The Strange Pilgrim
April 20, 2014 § Leave a comment
Tributes to Gabriel García Márquez will flow in for a while, but the loudest ones may already reside in the innumerable writers he influenced. He gave Latin American writers the courage and guile to take on the tyrants and dark epochs of their homelands, the hot caverns of the past, and perhaps most crucially, the yearning for a stable sense of identity amid backdrops of upheaval, migration, and disunity.
Michiko Kakutani writes in her appreciation:
In the end, it’s not politics, but time and memory and love that stand at the heart of Mr. García Márquez’s work. How the histories of continents and nations and families often loop back on themselves; how time past shapes time present; how passion can alter the trajectory of a life — these are the melodies that thread their way persistently through his fiction, reverberating in novel after novel, story after story. In later works, like the stories in “Strange Pilgrims” and the novella “Memories of My Melancholy Whores,” Mr. García Márquez wrote about older characters, falling under the shadow of mortality, but then, death had long been a focal point in his work, going back to his early novella “Leaf Storm,” and on through novels like “The Autumn of the Patriarch.”
García Márquez’s dreamscapes offer a grasp at controllable logic in a universe of institutional unfairness. On the New Yorker’s Page-Turner blog, Edwidge Danticat defends García Márquez’s method, nowadays applied with the neat, approachable label “magical realism”:
I am often surprised when people talk about the total implausibility of the events in García Márquez’s fiction. Having been born and lived in a deeply spiritual and extraordinarily resourceful part of the Caribbean, a lot of what might seem magical to others often seems quite plausible to me.

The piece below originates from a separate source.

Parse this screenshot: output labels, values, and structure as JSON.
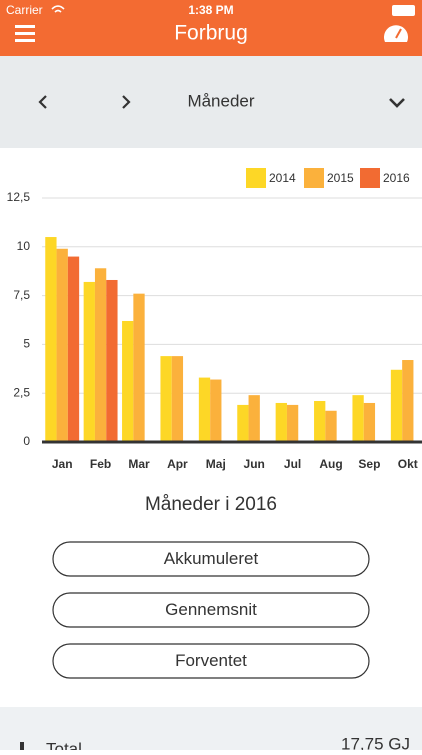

Of course a woman can live inside her cat, as the character Eva does, in García Márquez’s 1948 short story “Eva Is Inside Her Cat.” Doesn’t everyone have an aunt who’s done that? And remember that neighbor who died but kept growing in his coffin, as in the 1947 story “The Third Resignation”? What seems implausible to me is a lifetime of absolute normalcy, a world in which there are no invasions, occupations, or wars, no poverty or dictators, no earthquakes or cholera.